Coupling the fire and evacuation simulations – needs, challenges and possibilities

Fire and evacuation simulations are often conducted as part of a building’s design process to ensure that occupants can evacuate or be rescued in the event of a fire, or as part of a fire investigation to assess the conditions and timing of a past incident. Despite the clear interdependence between fire development and evacuation processes, these simulations are usually performed independently. This presentation will discuss the reasons for and extent to which these simulations should be coupled, the technical challenges involved, and development opportunities to support practitioners in analyzing scenarios that account for the interactions between fire and human behavior.

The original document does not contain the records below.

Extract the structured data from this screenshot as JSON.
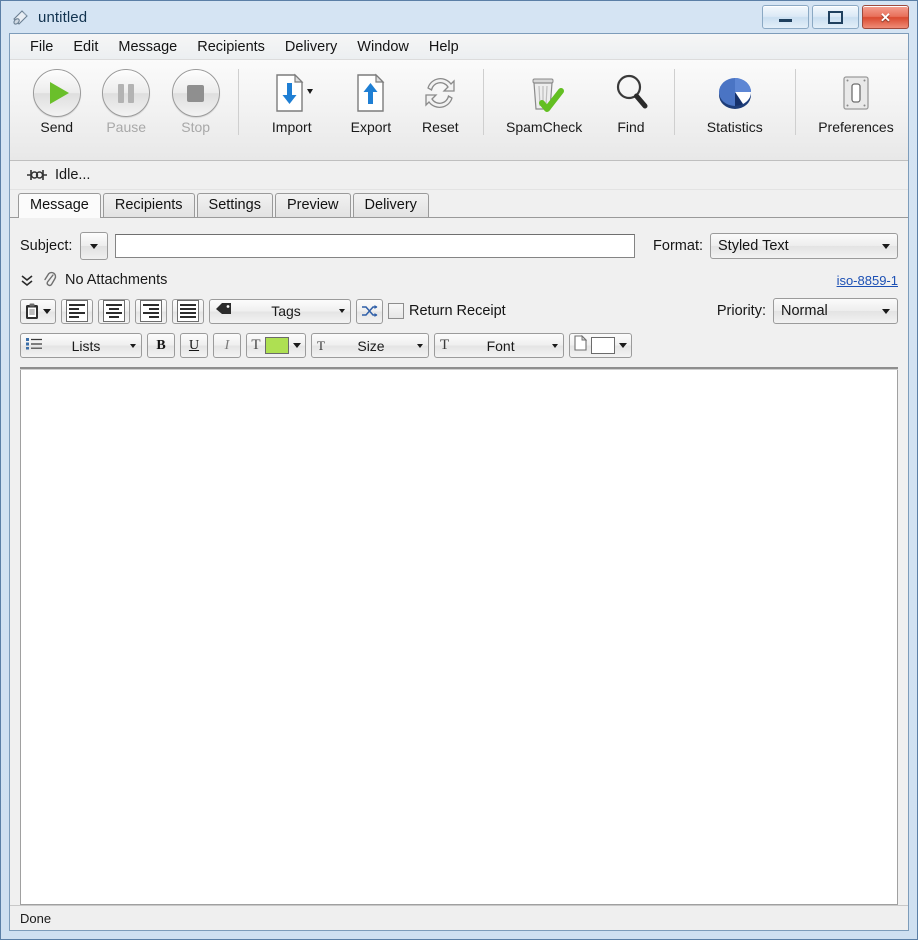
{
  "window": {
    "title": "untitled",
    "app_icon": "megaphone-icon",
    "controls": {
      "minimize": "minimize-icon",
      "maximize": "maximize-icon",
      "close": "✕"
    }
  },
  "menubar": {
    "items": [
      {
        "label": "File"
      },
      {
        "label": "Edit"
      },
      {
        "label": "Message"
      },
      {
        "label": "Recipients"
      },
      {
        "label": "Delivery"
      },
      {
        "label": "Window"
      },
      {
        "label": "Help"
      }
    ]
  },
  "toolbar": {
    "buttons": [
      {
        "label": "Send",
        "icon": "play-icon",
        "enabled": true
      },
      {
        "label": "Pause",
        "icon": "pause-icon",
        "enabled": false
      },
      {
        "label": "Stop",
        "icon": "stop-icon",
        "enabled": false
      },
      {
        "label": "Import",
        "icon": "document-down-arrow-icon",
        "enabled": true,
        "has_dropdown": true
      },
      {
        "label": "Export",
        "icon": "document-up-arrow-icon",
        "enabled": true
      },
      {
        "label": "Reset",
        "icon": "refresh-arrows-icon",
        "enabled": true
      },
      {
        "label": "SpamCheck",
        "icon": "trash-check-icon",
        "enabled": true
      },
      {
        "label": "Find",
        "icon": "magnifier-icon",
        "enabled": true
      },
      {
        "label": "Statistics",
        "icon": "pie-chart-icon",
        "enabled": true
      },
      {
        "label": "Preferences",
        "icon": "light-switch-icon",
        "enabled": true
      }
    ]
  },
  "status_strip": {
    "icon": "connector-icon",
    "text": "Idle..."
  },
  "tabs": [
    {
      "label": "Message",
      "active": true
    },
    {
      "label": "Recipients",
      "active": false
    },
    {
      "label": "Settings",
      "active": false
    },
    {
      "label": "Preview",
      "active": false
    },
    {
      "label": "Delivery",
      "active": false
    }
  ],
  "message": {
    "subject_label": "Subject:",
    "subject_value": "",
    "subject_placeholder": "",
    "format_label": "Format:",
    "format_value": "Styled Text",
    "attachments_text": "No Attachments",
    "attachments_expander": "chevron-double-down-icon",
    "attachments_icon": "paperclip-icon",
    "charset_link": "iso-8859-1",
    "priority_label": "Priority:",
    "priority_value": "Normal",
    "return_receipt_label": "Return Receipt",
    "return_receipt_checked": false,
    "tags_label": "Tags",
    "lists_label": "Lists",
    "size_label": "Size",
    "font_label": "Font",
    "bold_label": "B",
    "underline_label": "U",
    "italic_label": "I",
    "text_color_label": "T",
    "size_icon_label": "T",
    "font_icon_label": "T",
    "text_color_swatch": "#aee052",
    "page_color_swatch": "#ffffff",
    "body_value": ""
  },
  "statusbar": {
    "text": "Done"
  },
  "colors": {
    "accent_green": "#6abf2a",
    "link_blue": "#1c50b4",
    "title_blue": "#12334f",
    "close_red": "#d9492f"
  }
}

Key motivations for coupling fire and evacuation simulations include the need to evaluate potential toxic effects and reduced visibility due to smoke, which is often modeled through walking speed reduction. Wayfinding difficulties are typically addressed by applying scenario- and location-specific visibility thresholds. The adequacy of using visibility as a surrogate for irritation will be examined in light of literature data. Beyond wayfinding as a physical task, efforts have been made to predict evacuees’ decision-making processes; however, these methods have not yet matured into practical applications. Recently, increasing interest in wildfire evacuation has reignited this topic. In building fires, two-way coupling may also be necessary, as evacuee decisions could influence fire development.

Recent advancements in fire toxicity modeling have revealed that limitations in transferring toxicity data can lead to underestimated risks and non-conservative designs. This presentation proposes an approach to improve both the accuracy and computational efficiency of toxicity coupling by using effective surrogate species and optimizing the selection of transferred quantities. The potential role of Building Information Modeling (BIM) standardization in supporting these improvements will also be briefly discussed.